Rumbaut also told Newsweek he is "cautiously optimistic" about the changes. A cousin of his in southern Cuba sent an email after the announcement, a feat on its own as only about 5 percent of the country has access to the Internet.

"Everyone down there is celebrating this change," Rumbaut said. "It is an open window, a breath of fresh air. For the average Cuban, just the fact that there will be more interchange among people, even though it does not raise their salary immediately, they will see possibilities grow."

A Return to Tourism?

Americans, including politicians, were already planning trips 90 miles south of the border, although there will still be limitations for pure tourism. After the changes were announced, Republican Rep. Jason Chaffetz told KSL Radio, "As an American, I should be able to travel anywhere I want to in the world." Chaffetz had previously visited Havana with a religious visa.

Robert Curley, a Caribbean travel expert at About.com, told Newsweek that while there was no immediate signs of scheduled airline service to Cuba, the number of Americans making the trip would likely increase. "The big banana here is opening it up to tourism, there is a huge source of foreign currency. That seems to be what they are holding back" Curley also referenced Cuba's past as a prime tourism location before its revolution. "Based on geography and history, Americans are dying to go back to Cuba," Curley said.

The travel ban hasn't exactly stopped Americans from reaching the island nation. Suzanne Altobello, a professor at the University of North Carolina, told Newsweek she spent months planning her trip to Cuba, which she visited this past March on an academic visa, one of the previously accepted ways of getting to the island legally. She called it a wonderful experience.

Other Americans have historically also traveled to Cuba by taking a less direct route. Nicolas M., a professional in New York who didn't want to be named, has also spent months planning his trip as well, though he won't be declaring his journey to the U.S. government, heading to Cuba through Toronto instead. This method of travel, however, limits what he can bring back. His biggest worry about the trip? "I'll lose my Trusted Traveler status, which I really like."

Opening for Business

Only 90 miles separates Florida from Havana and huge possibilities might exist in a more open Cuba for American businesses. Tourism giant Airbnb told Newsweek, "This is an interesting development and we're reviewing the details and exploring our next steps."
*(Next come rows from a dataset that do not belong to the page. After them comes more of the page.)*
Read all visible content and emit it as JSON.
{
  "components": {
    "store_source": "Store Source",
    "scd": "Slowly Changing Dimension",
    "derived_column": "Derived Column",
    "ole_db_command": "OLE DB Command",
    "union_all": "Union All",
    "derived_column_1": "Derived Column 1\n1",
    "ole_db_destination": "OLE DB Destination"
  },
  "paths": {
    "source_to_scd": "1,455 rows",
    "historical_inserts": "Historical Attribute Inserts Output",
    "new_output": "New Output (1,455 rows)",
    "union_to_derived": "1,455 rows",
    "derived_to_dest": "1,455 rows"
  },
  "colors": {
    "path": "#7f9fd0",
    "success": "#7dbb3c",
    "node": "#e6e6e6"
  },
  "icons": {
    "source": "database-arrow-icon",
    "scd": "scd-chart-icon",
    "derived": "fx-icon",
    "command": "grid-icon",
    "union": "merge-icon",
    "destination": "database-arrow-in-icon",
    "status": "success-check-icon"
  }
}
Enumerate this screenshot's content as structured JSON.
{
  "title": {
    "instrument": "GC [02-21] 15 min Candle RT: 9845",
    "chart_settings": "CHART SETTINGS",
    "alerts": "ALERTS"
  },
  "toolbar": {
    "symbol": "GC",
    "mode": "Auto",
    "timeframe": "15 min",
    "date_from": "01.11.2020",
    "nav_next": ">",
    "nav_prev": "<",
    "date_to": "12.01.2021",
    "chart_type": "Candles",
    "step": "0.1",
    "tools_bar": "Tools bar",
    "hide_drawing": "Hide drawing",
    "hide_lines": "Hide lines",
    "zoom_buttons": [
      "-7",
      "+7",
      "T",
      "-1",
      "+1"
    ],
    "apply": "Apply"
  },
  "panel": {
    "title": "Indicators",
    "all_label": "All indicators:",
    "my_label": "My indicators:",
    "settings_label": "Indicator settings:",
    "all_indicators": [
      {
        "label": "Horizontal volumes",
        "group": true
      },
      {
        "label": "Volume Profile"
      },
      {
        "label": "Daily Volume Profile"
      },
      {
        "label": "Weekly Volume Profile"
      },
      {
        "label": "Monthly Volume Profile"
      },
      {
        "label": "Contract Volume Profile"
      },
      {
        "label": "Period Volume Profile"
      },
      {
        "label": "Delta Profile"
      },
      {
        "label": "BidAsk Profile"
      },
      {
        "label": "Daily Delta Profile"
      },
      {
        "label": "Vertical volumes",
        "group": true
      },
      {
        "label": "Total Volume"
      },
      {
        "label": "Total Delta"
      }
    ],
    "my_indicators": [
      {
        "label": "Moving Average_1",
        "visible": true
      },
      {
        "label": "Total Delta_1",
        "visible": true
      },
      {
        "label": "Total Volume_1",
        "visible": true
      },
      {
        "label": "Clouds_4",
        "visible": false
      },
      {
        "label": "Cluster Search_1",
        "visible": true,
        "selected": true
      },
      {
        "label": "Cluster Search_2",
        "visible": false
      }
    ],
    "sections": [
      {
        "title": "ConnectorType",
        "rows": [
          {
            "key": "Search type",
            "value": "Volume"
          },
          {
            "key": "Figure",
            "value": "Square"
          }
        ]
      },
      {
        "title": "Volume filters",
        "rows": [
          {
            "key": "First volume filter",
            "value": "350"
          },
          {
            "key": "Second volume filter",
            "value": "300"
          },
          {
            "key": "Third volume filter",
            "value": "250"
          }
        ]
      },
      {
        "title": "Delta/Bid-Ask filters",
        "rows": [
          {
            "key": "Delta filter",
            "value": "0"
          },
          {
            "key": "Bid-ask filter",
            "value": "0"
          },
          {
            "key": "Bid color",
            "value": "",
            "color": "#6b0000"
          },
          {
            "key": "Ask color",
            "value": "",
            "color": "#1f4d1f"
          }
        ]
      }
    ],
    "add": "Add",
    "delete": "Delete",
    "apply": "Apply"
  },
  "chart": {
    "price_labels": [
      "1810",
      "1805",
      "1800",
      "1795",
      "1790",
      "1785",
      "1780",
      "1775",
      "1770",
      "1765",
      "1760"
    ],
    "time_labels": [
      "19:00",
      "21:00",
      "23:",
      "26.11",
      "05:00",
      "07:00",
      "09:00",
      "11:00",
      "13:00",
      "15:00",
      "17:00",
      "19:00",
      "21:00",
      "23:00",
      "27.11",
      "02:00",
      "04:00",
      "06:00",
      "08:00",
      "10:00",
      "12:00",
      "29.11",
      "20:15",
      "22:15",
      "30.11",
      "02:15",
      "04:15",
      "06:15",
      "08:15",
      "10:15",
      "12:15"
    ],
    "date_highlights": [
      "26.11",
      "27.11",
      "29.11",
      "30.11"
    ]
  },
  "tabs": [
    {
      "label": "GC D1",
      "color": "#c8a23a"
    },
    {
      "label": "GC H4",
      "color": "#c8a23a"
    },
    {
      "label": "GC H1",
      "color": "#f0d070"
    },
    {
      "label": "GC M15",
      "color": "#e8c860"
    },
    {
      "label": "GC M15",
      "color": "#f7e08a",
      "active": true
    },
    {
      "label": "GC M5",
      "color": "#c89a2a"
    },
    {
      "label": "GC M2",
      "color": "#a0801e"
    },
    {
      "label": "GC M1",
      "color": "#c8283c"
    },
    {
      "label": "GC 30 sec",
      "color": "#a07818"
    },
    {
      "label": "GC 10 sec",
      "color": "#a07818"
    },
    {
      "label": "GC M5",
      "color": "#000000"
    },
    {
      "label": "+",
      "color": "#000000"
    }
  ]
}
Cuba Cruises, a Canadian cruise line, said they do not expect business practices to change at this time, only if further policy changes are made by the United States. "We absolutely foresee an increase in bookings from international travelers who are drawn to Cuba's incredibly preserved culture," their CEO Dugald Wells said in a statement.
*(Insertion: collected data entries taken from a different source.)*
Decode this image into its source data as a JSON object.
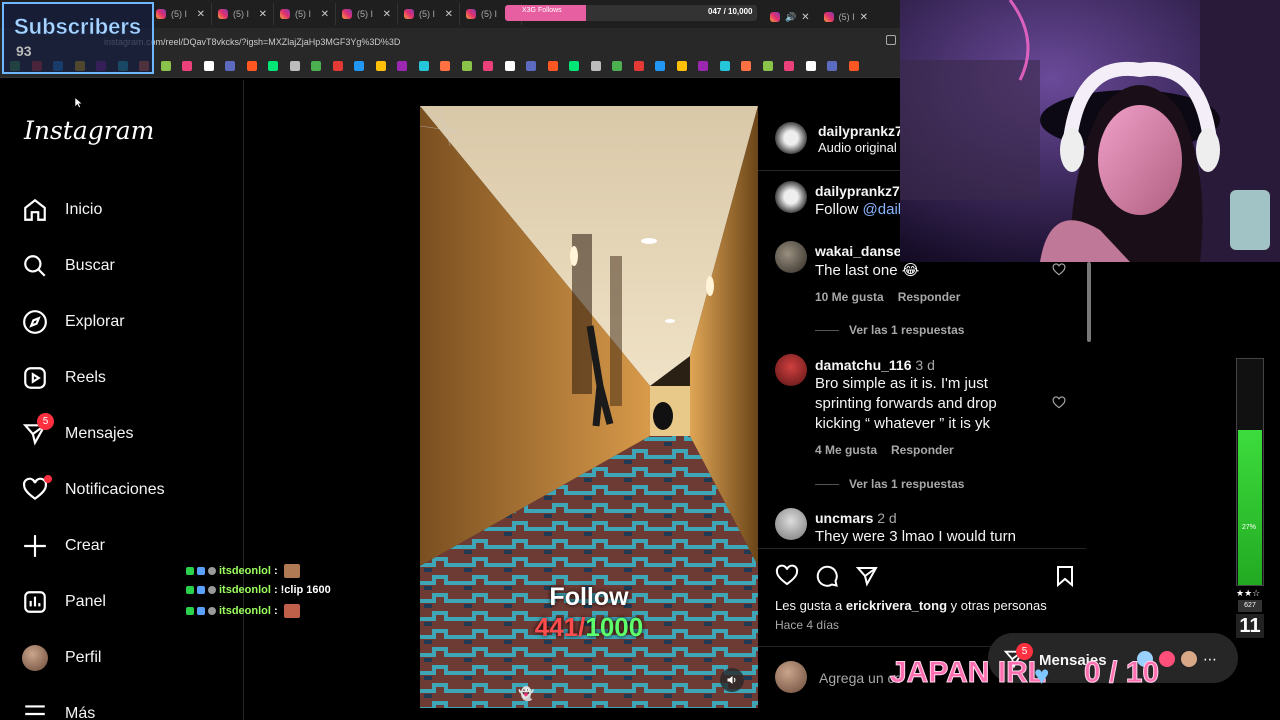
{
  "browser": {
    "tab_labels": [
      "(5) I",
      "(5) I",
      "(5) I",
      "(5) I",
      "(5) I",
      "(5) I",
      "(5) I",
      "(5) I",
      "(5) I"
    ],
    "url": "instagram.com/reel/DQavT8vkcks/?igsh=MXZlajZjaHp3MGF3Yg%3D%3D",
    "follow_goal": {
      "label": "X3G Follows",
      "value_text": "047 / 10,000",
      "progress": 0.0047
    }
  },
  "overlay": {
    "subscribers_title": "Subscribers",
    "subscribers_count": "93",
    "japan_irl": "JAPAN IRL",
    "heart_count": "0 / 10",
    "meter_pct": "27%",
    "meter_level": 0.68,
    "badge_627": "627",
    "badge_11": "11",
    "stars": "★★☆"
  },
  "sidebar": {
    "logo": "Instagram",
    "items": [
      {
        "label": "Inicio",
        "icon": "home-icon"
      },
      {
        "label": "Buscar",
        "icon": "search-icon"
      },
      {
        "label": "Explorar",
        "icon": "compass-icon"
      },
      {
        "label": "Reels",
        "icon": "reels-icon"
      },
      {
        "label": "Mensajes",
        "icon": "messenger-icon",
        "badge": "5"
      },
      {
        "label": "Notificaciones",
        "icon": "heart-icon"
      },
      {
        "label": "Crear",
        "icon": "plus-icon"
      },
      {
        "label": "Panel",
        "icon": "chart-icon"
      },
      {
        "label": "Perfil",
        "icon": "avatar"
      },
      {
        "label": "Más",
        "icon": "menu-icon"
      }
    ]
  },
  "chat": [
    {
      "user": "itsdeonlol",
      "sep": ":",
      "message": ""
    },
    {
      "user": "itsdeonlol",
      "sep": ":",
      "message": "!clip 1600"
    },
    {
      "user": "itsdeonlol",
      "sep": ":",
      "message": ""
    }
  ],
  "video": {
    "follow_text": "Follow",
    "count_current": "441",
    "count_sep": "/",
    "count_goal": "1000"
  },
  "post": {
    "author": "dailyprankz7",
    "audio": "Audio original",
    "caption_user": "dailyprankz7",
    "caption_text": "Follow",
    "caption_mention": "@daily",
    "comments": [
      {
        "user": "wakai_dansei_",
        "time": "",
        "text": "The last one 😂",
        "likes": "10 Me gusta",
        "reply": "Responder",
        "replies": "Ver las 1 respuestas"
      },
      {
        "user": "damatchu_116",
        "time": "3 d",
        "text": "Bro simple as it is. I'm just sprinting forwards and drop kicking “ whatever ” it is yk",
        "likes": "4 Me gusta",
        "reply": "Responder",
        "replies": "Ver las 1 respuestas"
      },
      {
        "user": "uncmars",
        "time": "2 d",
        "text": "They were 3 lmao I would turn",
        "likes": "",
        "reply": "",
        "replies": ""
      }
    ],
    "likes_prefix": "Les gusta a",
    "likes_user": "erickrivera_tong",
    "likes_suffix": "y otras personas",
    "age": "Hace 4 días",
    "add_comment_placeholder": "Agrega un co"
  },
  "messages_pill": {
    "label": "Mensajes",
    "badge": "5"
  },
  "colors": {
    "accent_red": "#ff3040",
    "counter_red": "#ff4d4d",
    "counter_green": "#5dff6a",
    "japan_pink": "#ff6fb0"
  }
}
Some in Exile Community Furious

Not all Cuban Americans, however, are enthused by the policy changes. Frank Calzon, executive director of the Center for a Free Cuba, a think tank and advocacy group, explained that many are frustrated with they way negotiations were conducted between U.S. and Cuban authorities. "For a year and a half, the president negotiated in secret, when there are three Cuban-American senators. He could have asked families, asked groups."

Calzon also noted that some Cuban-Americans believe Cuba is being rewarded for bad behavior. "The president said he will negotiate with Cuba, but what is he going to negotiate? Everything Cuba wanted has been given to them without getting anything in return. Accepting blackmail and hostages is not a healthy way of beginning a relationship with any country," Calzon said, referring to political prisoners who were let go as part of the diplomatic policy revival.
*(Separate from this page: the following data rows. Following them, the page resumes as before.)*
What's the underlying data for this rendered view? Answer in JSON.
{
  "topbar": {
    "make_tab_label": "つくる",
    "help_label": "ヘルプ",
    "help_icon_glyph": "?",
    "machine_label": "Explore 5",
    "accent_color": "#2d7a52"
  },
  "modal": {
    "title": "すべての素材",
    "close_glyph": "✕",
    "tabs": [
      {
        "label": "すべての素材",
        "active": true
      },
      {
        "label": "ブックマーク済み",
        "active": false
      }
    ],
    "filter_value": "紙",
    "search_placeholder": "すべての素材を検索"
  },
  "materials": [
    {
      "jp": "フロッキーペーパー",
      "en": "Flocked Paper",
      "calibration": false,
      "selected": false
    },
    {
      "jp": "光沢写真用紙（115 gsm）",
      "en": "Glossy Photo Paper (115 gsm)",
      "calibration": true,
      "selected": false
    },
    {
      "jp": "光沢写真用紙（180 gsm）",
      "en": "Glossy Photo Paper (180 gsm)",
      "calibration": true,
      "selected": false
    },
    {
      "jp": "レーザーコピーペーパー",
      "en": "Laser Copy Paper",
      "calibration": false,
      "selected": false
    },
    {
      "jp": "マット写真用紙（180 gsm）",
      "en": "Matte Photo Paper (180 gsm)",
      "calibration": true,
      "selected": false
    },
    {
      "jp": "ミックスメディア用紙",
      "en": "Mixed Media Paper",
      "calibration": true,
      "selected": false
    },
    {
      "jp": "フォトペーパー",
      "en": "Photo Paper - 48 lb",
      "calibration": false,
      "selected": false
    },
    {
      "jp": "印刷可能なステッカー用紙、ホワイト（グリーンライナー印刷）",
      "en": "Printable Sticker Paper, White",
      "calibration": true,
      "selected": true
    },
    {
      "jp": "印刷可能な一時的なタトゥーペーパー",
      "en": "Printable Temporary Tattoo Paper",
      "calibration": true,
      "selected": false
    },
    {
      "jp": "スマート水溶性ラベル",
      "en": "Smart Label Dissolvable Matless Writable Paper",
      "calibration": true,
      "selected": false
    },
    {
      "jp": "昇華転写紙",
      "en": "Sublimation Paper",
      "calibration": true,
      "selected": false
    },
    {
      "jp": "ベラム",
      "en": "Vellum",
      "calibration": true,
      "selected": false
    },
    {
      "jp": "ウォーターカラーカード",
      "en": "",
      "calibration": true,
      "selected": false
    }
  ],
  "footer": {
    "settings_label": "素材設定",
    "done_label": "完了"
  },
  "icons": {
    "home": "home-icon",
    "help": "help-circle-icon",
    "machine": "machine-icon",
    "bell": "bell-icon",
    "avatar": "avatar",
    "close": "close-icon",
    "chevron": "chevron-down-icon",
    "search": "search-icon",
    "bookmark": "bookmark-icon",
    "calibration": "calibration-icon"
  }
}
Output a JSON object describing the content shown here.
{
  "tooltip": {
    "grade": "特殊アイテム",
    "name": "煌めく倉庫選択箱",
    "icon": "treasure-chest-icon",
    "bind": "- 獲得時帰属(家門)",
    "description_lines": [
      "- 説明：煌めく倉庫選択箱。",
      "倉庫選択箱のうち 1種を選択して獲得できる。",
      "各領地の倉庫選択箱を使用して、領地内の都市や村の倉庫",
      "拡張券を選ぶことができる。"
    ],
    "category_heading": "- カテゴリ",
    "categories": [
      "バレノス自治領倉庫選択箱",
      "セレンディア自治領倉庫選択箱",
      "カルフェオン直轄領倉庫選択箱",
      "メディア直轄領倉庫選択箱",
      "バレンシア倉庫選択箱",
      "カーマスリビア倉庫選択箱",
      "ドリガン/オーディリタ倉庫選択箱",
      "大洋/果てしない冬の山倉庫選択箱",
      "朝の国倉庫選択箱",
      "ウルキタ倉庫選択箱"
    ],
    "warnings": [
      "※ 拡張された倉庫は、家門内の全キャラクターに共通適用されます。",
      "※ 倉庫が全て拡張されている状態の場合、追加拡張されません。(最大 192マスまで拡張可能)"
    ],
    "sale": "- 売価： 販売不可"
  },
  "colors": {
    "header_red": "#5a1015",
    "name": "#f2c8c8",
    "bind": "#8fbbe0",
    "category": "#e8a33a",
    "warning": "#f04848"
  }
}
Miami Mayor Tomas Regalado also felt strongly that America had allowed Cuba to enter back into its good graces without making change. "There's no request for free speech. There's no request for freedom of political prisoners. There's no request for a democratic election and that is what the embargo was supposed to do," he told CBS.

Both sides, however, seem to agree that Cuba needs more telecommunication. Calzon's organization helped secure the delivery of 50,000 shortwave radios into Cuba to foster greater communication. Though he noted the White House's promise to build up telecommunication infrastructure in Cuba, Calzon is unsure, noting that Castro promised years ago that each Cuban would be able to drink a glass of milk a day, and had yet to fulfill that much smaller deed.